July 13, 2012

Amazon-front “New Harvest” close to launch, but booksellers still say no

by

Independent “booksellers have become more entrenched about their decision” not to stock or display books published by Houghton Mifflin Harcourt imprint New Harvest—a front for books acquired and published in ebook by Amazon Publishing’s New York office—reports Judith Rosen in a must-read Publishers Weekly report. The entrenchment is not good news for Houghton Mifflin Harcourt or Amazon, which together plan to launch the debut New Harvest title on August 1st.

The two largest U.S. book chains, Barnes and Noble and Books-A-Million, announced earlier this year that their stores would not sell titles connected to Amazon or New Harvest. They were later joined by Canada’s Chapters Indigo. (See the previous MobyLives reports here, here, and here.) Months later, despite some conjecture that the company might change its mind, Barnes and Noble’s decision stills stands.

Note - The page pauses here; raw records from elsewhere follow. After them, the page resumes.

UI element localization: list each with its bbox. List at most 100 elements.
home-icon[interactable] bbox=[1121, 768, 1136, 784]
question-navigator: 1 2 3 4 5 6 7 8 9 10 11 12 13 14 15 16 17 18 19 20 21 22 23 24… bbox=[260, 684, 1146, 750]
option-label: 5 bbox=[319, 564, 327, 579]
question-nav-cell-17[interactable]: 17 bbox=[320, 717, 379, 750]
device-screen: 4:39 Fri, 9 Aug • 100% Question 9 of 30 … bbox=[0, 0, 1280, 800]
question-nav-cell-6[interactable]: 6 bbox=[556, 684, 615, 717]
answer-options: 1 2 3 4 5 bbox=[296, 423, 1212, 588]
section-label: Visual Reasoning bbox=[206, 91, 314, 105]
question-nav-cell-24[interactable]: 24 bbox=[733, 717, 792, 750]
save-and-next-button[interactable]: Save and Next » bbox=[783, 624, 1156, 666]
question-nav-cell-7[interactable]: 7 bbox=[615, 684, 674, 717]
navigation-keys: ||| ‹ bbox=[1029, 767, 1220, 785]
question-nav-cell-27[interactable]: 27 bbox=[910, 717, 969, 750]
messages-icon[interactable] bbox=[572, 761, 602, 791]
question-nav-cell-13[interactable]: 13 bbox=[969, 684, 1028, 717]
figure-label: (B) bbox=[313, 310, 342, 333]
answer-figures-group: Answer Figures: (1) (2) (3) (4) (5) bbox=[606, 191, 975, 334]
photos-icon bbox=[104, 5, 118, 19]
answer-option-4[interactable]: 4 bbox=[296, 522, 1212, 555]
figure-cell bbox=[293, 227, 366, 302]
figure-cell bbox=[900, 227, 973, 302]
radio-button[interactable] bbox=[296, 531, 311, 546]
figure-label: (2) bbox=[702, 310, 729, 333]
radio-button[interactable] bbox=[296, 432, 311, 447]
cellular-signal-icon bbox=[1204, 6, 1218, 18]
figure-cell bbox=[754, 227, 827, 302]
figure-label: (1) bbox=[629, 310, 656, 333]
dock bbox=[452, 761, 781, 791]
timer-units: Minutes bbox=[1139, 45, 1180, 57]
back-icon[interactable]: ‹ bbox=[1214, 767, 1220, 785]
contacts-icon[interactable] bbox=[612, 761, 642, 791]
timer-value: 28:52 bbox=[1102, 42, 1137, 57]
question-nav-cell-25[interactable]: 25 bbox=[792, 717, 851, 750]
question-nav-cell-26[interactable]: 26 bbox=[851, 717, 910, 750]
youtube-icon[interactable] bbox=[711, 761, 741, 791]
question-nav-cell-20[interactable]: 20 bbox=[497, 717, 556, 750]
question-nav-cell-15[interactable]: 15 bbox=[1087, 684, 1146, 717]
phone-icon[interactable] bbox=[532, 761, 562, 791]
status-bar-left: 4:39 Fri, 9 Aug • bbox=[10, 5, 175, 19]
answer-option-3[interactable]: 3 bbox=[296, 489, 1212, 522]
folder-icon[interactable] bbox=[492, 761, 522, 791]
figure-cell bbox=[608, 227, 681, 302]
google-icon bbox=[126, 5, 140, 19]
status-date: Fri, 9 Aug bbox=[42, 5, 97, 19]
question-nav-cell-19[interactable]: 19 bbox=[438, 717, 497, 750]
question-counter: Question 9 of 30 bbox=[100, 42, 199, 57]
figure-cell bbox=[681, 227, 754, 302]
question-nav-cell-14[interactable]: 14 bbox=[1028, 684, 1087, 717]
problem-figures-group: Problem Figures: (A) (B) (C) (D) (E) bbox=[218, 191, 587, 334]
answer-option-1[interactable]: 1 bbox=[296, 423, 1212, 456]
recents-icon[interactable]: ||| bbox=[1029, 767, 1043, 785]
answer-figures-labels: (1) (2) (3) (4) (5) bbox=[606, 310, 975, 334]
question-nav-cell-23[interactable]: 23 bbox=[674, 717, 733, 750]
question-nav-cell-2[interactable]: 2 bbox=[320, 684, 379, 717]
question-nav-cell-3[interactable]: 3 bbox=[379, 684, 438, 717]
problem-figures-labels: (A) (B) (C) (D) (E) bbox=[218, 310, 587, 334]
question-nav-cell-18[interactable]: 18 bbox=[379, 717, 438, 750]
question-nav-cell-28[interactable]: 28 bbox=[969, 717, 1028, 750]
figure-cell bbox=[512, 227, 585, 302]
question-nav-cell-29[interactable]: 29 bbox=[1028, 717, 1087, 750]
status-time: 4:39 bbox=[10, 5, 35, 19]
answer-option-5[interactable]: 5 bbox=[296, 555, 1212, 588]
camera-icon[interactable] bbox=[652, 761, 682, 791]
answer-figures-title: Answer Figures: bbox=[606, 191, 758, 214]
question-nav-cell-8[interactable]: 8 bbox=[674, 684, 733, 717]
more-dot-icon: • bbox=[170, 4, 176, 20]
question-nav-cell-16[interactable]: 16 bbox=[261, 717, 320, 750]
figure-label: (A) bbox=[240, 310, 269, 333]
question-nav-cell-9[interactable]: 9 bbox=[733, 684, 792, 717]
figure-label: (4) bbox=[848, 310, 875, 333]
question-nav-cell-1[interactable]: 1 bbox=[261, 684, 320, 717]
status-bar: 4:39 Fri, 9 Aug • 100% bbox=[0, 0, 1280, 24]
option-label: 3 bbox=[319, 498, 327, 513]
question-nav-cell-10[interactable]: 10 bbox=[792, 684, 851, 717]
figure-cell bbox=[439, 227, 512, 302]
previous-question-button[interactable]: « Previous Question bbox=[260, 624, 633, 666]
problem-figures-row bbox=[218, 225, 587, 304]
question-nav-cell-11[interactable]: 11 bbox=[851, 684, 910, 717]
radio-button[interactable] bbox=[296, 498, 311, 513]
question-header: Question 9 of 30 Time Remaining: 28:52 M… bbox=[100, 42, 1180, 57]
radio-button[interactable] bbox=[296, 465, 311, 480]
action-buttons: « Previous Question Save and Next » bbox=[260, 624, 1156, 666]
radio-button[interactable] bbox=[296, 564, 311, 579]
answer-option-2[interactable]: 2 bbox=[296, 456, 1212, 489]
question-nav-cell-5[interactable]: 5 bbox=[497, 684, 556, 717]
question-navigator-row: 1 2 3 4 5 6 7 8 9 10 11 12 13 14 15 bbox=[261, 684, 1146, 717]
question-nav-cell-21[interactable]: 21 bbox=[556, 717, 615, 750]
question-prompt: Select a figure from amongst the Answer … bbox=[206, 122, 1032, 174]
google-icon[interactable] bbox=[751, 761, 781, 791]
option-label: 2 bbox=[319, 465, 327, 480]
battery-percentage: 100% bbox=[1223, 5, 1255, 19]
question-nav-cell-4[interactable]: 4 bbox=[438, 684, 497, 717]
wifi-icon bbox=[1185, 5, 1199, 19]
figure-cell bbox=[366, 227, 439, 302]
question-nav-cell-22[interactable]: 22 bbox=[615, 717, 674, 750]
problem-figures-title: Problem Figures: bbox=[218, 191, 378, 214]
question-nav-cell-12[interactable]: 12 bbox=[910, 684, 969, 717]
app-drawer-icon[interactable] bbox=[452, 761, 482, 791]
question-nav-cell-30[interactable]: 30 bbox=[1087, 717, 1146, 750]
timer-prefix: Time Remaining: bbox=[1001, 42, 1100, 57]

According to a spokesperson who spoke to PW: “We have not changed our position.” There is no sign that Books-A-Million or Chapters Indigo have backed down either.

As for independent stores, Rosen reports that:

Choosing not to carry a book because of who publishes it does not come easy for booksellers opposed to censorship. “My inclination is not. Over 37 years I’ve only ever refused to carry very few things,” says Vivien Jennings, co-owner of Rainy Day Books in Fairway, Kans., naming only two, Madonna’s Sex and O.J. Simpson’s If I Did It. Although Jennings hasn’t bought the Houghton fall list yet, she no longer sells CreateSpace self-published titles from Amazon, even though she likes to support local authors. “Even if I’m super busy,” says Jennings, “I explain to [CreateSpace authors] about the sales tax thing and the DoJ. I just wish people had taken a stand sooner. That’s the way bad things roll; good people do nothing.”

“We can’t buy them,” says Becky Anderson, president of the American Booksellers Association, but speaking solely in her capacity as co-owner of Anderson’s Bookshops in Naperville, Ill. “We have to stand our ground. I do feel bad for the authors. They’re going to miss a lot of places where books are discovered.” Paul Yamazaki, head buyer at City Lights in San Francisco, echoes her thoughts. “We have no plans to buy them. Amazon has been so predatory in their practices. We feel at City Lights that they are so destructive of reading communities in general and booksellers in particular—and resistant to paying taxes.

Harcourt itself has downplayed negative reactions from booksellers large and small. Company spokesperson Lori Glazer told Publishers Weekly that “Reaction has been in line with expectations.” It’s hard to believe.

 

Kelly Burdick is the executive editor of Melville House.